How Not to Live in a Bubble Online
Make your social media feed more inclusive. You’ll be glad you did.
Take a look at your online media consumption — do you only follow white, cisgender Americans? If so, you’re not hearing a lot of perspectives that you might really want.
As a WOC writer, I often find myself searching for structural reasons that explain why certain communities are so homogenous. Why aren’t there more people of color involved in crafting communities, or goth culture, for example? Usually the answer is some combination of erasure and exclusion.
These same forces shape the communities we form on social media. Whether your goal is to help counteract structural inequality by connecting with people from different backgrounds and cultures, or simply to be better informed about current events, representation can help us live better. In other words, making a point to get to know different people counteracts the systems that keep us apart.
Social media algorithms, influencer culture, bias, and bots all work together to accomplish everything from polarizing politics to proliferating misinformation about the coronavirus. And our individual feeds tend to mirror what we could improve about our social and personal lives. Landmark research by Bill Bishop and Robert Cushing, published in The Big Sort, found that since the 1970s Americans have increasingly segregated by religion, politics, and socioeconomic status — something that deepens and perpetuates systemic inequalities. Today, our social media communities reflect these same sorts of divisions.

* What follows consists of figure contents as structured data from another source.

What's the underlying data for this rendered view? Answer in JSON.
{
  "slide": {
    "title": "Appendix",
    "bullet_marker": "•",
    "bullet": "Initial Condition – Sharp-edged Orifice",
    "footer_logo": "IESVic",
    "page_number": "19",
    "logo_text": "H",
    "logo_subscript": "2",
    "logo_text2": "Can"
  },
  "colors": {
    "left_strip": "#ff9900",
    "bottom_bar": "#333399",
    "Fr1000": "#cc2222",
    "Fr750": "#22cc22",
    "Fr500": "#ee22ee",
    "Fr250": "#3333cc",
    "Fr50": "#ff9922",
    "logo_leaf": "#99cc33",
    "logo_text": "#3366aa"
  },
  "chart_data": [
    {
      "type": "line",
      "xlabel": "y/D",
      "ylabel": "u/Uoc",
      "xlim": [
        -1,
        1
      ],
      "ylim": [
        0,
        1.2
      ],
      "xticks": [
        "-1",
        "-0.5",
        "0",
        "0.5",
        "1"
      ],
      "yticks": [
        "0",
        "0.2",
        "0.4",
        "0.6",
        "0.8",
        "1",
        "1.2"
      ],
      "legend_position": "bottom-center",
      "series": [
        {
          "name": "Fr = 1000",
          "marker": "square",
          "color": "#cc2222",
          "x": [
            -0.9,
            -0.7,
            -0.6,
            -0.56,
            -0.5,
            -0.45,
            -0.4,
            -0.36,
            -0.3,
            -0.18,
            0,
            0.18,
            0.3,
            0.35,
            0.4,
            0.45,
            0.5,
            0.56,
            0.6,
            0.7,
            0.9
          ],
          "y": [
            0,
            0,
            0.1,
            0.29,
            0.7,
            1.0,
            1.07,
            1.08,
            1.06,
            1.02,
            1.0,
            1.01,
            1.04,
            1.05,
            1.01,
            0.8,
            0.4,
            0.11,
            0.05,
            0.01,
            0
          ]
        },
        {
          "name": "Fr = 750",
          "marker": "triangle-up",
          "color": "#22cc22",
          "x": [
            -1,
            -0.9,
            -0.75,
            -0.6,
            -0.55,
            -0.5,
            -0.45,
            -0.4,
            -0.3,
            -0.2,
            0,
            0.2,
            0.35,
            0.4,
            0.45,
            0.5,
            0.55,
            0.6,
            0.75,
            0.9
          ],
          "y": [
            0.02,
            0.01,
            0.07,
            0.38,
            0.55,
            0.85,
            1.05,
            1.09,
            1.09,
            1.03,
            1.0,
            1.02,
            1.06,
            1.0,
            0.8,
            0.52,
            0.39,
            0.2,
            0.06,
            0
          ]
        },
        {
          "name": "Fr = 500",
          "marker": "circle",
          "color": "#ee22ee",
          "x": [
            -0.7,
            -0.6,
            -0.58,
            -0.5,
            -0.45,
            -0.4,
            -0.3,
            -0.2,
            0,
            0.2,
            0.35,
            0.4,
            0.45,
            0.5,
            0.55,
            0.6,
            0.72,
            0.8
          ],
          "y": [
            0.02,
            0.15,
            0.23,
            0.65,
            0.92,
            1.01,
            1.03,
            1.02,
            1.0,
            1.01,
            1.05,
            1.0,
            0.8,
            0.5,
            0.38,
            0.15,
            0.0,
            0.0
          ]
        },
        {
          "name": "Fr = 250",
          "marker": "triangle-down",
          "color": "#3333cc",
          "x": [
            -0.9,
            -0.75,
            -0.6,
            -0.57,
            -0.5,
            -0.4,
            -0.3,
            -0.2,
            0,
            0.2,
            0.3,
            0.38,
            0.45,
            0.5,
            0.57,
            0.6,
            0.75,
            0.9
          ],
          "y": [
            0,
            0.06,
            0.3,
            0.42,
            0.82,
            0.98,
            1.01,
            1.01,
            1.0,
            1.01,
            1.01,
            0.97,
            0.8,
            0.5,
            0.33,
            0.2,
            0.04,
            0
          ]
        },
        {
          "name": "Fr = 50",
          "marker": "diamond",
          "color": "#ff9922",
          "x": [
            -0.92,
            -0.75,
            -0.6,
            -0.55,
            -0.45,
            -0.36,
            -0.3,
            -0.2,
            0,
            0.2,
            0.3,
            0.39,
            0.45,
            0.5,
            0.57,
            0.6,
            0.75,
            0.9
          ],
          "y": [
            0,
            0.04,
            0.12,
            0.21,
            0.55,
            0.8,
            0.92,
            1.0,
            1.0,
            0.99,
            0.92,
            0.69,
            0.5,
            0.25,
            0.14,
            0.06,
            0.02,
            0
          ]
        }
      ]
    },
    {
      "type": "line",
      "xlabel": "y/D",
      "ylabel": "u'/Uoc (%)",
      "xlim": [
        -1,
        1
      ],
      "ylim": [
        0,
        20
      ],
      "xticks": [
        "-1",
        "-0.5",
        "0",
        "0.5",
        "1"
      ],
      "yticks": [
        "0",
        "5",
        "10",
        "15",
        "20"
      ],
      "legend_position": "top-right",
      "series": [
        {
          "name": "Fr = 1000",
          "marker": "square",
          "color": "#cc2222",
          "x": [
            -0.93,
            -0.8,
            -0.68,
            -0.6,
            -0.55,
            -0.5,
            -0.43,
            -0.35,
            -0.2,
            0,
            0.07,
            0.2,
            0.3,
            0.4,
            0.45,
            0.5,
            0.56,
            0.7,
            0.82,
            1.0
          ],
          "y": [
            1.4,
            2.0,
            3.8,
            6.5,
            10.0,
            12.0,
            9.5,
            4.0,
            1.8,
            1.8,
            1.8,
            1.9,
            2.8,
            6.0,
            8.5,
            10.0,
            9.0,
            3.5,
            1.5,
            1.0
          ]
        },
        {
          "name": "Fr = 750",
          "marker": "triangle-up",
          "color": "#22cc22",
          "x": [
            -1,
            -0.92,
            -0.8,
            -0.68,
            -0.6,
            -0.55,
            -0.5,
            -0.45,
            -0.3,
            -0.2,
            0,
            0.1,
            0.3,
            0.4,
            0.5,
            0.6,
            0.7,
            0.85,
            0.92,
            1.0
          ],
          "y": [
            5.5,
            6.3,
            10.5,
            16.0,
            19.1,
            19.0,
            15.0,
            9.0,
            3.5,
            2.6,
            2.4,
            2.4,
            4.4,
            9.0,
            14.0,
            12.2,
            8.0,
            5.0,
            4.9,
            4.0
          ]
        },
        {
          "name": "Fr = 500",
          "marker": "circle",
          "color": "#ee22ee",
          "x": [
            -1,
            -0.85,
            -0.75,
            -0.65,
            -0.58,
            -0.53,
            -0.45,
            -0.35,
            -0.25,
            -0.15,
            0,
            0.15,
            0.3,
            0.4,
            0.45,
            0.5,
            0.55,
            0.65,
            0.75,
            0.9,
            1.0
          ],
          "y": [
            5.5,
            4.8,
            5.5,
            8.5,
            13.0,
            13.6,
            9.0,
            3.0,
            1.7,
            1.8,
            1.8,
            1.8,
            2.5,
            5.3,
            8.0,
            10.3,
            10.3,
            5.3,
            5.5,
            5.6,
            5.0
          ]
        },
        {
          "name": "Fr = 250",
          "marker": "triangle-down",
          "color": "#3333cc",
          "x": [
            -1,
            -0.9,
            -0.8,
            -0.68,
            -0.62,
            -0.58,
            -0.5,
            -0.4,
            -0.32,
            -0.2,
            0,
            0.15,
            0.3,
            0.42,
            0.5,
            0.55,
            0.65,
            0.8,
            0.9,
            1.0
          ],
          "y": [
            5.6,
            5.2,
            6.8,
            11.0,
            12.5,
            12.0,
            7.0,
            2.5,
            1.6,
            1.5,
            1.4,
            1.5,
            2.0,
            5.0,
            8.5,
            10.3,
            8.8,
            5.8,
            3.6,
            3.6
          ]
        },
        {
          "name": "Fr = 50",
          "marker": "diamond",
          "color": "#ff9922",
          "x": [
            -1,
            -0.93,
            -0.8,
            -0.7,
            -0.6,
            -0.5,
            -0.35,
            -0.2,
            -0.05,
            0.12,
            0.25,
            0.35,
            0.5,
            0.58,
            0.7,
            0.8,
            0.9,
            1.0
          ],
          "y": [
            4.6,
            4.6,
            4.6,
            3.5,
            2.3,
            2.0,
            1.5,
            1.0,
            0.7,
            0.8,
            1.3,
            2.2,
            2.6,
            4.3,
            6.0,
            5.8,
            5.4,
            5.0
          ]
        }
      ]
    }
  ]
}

“People are typically likely to only be connected to people who look and think like them off-line,” says Alok Vaid-Menon, an author/performer/influencer who identifies as Indian American, gender-nonconforming, and transfeminine. “This reproduces a myopic view of the world and makes one think that their individual perception is the same thing as objective reality.” This explains why, for example, many liberals were blindsided by the 2016 election of Donald Trump, a candidate that the New York Times, social media echo chambers, and other sources insisted didn’t need to be taken seriously.